Background: The relationships between hoarding disorder (HD) and other neurological and psychiatric disorders remain largely unknown. Although psychiatric burden in those with HD is high, less is known about neurological disorders. Furthermore, which disorders are primarily associated with HD vs which can be better explained via a relationship with another disorder has not been determined. To address these questions, we examined comorbidity patterns of psychiatric and neurological disorders in a large online registry of adults using network analyses.
Methods: We first examined psychiatric comorbidity among 252 participants completing clinician administered psychiatric assessments. Using the Brain Health Registry (BHR) (N = 15,978), we next analyzed prevalence of self-reported neurological and psychiatric disorders among participants with no/minimal hoarding, subclinical hoarding, and clinically significant hoarding and used network analyses to identify direct and indirect relationships between HD and the assessed psychiatric and neurological disorders.

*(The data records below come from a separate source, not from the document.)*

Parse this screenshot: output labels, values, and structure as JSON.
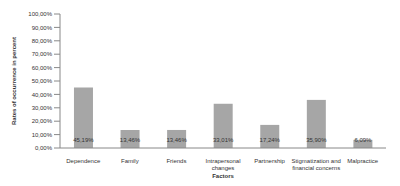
{
  "chart_data": {
    "type": "bar",
    "x_label": "Factors",
    "y_label": "Rates of occurrence in percent",
    "categories": [
      "Dependence",
      "Family",
      "Friends",
      "Intrapersonal changes",
      "Partnership",
      "Stigmatization and financial concerns",
      "Malpractice"
    ],
    "values": [
      45.19,
      13.46,
      13.46,
      33.01,
      17.24,
      35.9,
      6.09
    ],
    "value_labels": [
      "45,19%",
      "13,46%",
      "13,46%",
      "33,01%",
      "17,24%",
      "35,90%",
      "6,09%"
    ],
    "color": "#a6a6a6",
    "ylim": [
      0,
      100
    ],
    "yticks": [
      {
        "value": 0,
        "label": "0,00%"
      },
      {
        "value": 10,
        "label": "10,00%"
      },
      {
        "value": 20,
        "label": "20,00%"
      },
      {
        "value": 30,
        "label": "30,00%"
      },
      {
        "value": 40,
        "label": "40,00%"
      },
      {
        "value": 50,
        "label": "50,00%"
      },
      {
        "value": 60,
        "label": "60,00%"
      },
      {
        "value": 70,
        "label": "70,00%"
      },
      {
        "value": 80,
        "label": "80,00%"
      },
      {
        "value": 90,
        "label": "90,00%"
      },
      {
        "value": 100,
        "label": "100,00%"
      }
    ],
    "grid": false,
    "data_labels": true
  }
}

Results: The most prevalent comorbidity in clinically assessed participants with HD was major depressive disorder (MDD, 62%), followed by generalized anxiety disorder (GAD, 32%). Network analyses in the BHR indicated that the strongest direct relationships with HD were attention-deficit hyperactivity disorder (ADHD), major depressive disorder (MDD), and obsessive-compulsive disorder (OCD). The relationships between HD and neurological disorders, including mild cognitive impairment, were weak or non-existent after controlling for other disorders.
Conclusions: ADHD, MDD, and OCD form a triad of psychiatric disorders directly associated with HD. Despite their high comorbidity rates, the associations among anxiety disorders and HD were weak or indirect.